Le préfet et les maires mettent à la disposition du public, dans les bureaux où l'enquête est ouverte, un cahier destiné à recevoir ses observations motivées, datées et signées. Les documents concernant la demande initiale et les demandes concurrentes éventuelles peuvent être consultés à la direction départementale des territoires et de la mer pendant la durée de l'enquête. A l'expiration de la période d'enquête, le préfet et les maires arrêtent et signent les cahiers d'observations. En effectuant leur transmission, les maires peuvent y joindre l'avis des conseils municipaux. Tout cahier ouvert dans une mairie non parvenu à la préfecture dans les quinze jours de la clôture de l'enquête est réputé ne contenir aucune observation.
Le préfet recueille l'avis émis par la commission des cultures marines. Il transmet au directeur départemental des finances publiques un extrait du dossier contenant tous renseignements aux fins de fixation de la redevance domaniale.


La décision d'octroi de la concession est prise par le préfet.
Toutefois, et sous réserve des dispositions des articles R. 923-48 et R. 923-49, lorsque l'exploitation de cultures marines est située sur le domaine public maritime géré par une personne publique autre que l'Etat, l'acte de concession est pris conjointement par le préfet et la personne publique gestionnaire des parcelles concédées.
Le silence gardé par le préfet pendant six mois à compter de la date d'accusé de réception de la demande de concession prévue par le présent chapitre vaut décision de rejet de cette demande.


L'acte de concession est notifié au concessionnaire. Celui-ci est invité à signer le cahier des charges qui complète cet acte dans le délai de deux mois à compter de la date de notification.
Lorsqu'il est fait application des dispositions de l'article R. 923-43, le titulaire doit également s'acquitter, dans ce délai, de l'indemnité et en apporter la preuve au préfet, ou faire état d'un contrat avec l'ancien titulaire prévoyant un paiement échelonné de l'indemnité.

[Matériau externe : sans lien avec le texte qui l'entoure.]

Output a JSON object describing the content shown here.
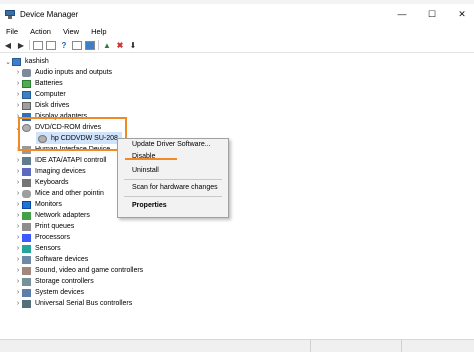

Lorsque, à l'expiration de ce délai, le cahier des charges n'a pas été signé, ou lorsque le titulaire ne peut apporter la preuve de l'acquittement de l'indemnité ou de l'existence d'un contrat pour le paiement avec l'ancien titulaire, le nouveau concessionnaire est réputé avoir renoncé au bénéfice de la concession, sauf cas de force majeure dûment justifié.
L'acte de concession est en ce cas annulé par le préfet, qui peut accorder la concession à un autre demandeur. S'il n'y a pas d'autre demandeur, il déclare la vacance de la concession.